Florida District Courts of Appeal, 2011

Doe v. State

Doe v. State
Florida District Courts of Appeal · Decided July 15, 2011 · Villanti, Whatley, Wallace
67 So. 3d 350; 2011 Fla. App. LEXIS 11078; 2011 WL 2732582 (Southern Reporter, Third Series)

Doe v. State

Opinion

VILLANTI, Judge.

In this Anders 1 appeal with preserved sentencing issues, 2 Doe seeks review of his convictions and sentences for five counts of attempted robbery with a firearm. We affirm Doe’s convictions and sentences without further comment. However, we remand for the trial court to strike one duplicative cost.

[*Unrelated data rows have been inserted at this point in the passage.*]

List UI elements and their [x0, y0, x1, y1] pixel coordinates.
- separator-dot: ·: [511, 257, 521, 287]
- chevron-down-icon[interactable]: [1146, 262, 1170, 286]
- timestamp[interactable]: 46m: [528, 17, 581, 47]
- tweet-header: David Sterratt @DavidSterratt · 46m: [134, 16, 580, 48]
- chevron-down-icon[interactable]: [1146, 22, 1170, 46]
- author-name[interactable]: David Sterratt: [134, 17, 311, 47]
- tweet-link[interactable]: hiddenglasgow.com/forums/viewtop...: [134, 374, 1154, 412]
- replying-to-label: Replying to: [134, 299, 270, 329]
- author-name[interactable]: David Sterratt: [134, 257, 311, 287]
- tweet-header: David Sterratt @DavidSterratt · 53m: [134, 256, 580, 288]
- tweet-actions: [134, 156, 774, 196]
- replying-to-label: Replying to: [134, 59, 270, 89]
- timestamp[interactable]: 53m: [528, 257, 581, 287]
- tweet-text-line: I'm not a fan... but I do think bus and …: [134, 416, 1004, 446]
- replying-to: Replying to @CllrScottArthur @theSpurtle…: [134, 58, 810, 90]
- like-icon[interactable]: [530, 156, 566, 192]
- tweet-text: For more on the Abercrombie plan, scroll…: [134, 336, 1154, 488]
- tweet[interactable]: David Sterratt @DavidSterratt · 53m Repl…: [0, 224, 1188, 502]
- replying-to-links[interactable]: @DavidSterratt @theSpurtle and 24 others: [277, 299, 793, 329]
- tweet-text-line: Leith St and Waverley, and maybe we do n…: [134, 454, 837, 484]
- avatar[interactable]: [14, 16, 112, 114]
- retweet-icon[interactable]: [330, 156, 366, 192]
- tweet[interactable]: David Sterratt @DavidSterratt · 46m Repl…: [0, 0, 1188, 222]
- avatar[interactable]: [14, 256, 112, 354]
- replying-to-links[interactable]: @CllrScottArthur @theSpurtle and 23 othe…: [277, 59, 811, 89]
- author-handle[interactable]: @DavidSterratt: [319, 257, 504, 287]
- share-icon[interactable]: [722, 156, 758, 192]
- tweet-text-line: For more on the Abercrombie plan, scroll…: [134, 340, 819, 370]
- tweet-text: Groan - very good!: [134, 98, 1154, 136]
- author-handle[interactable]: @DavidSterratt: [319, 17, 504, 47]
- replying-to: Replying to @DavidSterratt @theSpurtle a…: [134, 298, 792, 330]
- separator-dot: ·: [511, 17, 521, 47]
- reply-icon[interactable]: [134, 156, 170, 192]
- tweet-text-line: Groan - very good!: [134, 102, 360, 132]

The record shows that the trial court twice imposed the Indigent Criminal Defense Fee pursuant to section 27.52, Florida Statutes (2009) — once in the amount of $50 in the final judgment and sentence that was rendered January 21, 2009, and amended on June 15, 2010, and again in the amount of $40 in a separate “judgment for fine and costs” that was rendered on January 26, 2009. This fee is assessed per application for counsel, see § 27.52(l)(b) *351 (imposing the fee “for each application for court-appointed counsel”), and nothing in the record shows that Doe submitted more than one application for court-appointed counsel. Accordingly, we remand with directions to the court to strike as duplica-tive the separate “judgment for fine and costs” pursuant to section 27.52 in the amount of $40 rendered January 26, 2009.

Affirmed and remanded with directions.

WHATLEY and WALLACE, JJ., Concur.
1

. Anders v. California, 386 U.S. 738, 87 S.Ct. 1396, 18 L.Ed.2d 493 (1967).

2

. Doe preserved his sentencing issues by filing a timely motion to correct sentencing error pursuant to Florida Rule of Criminal Procedure 3.800(b)(2).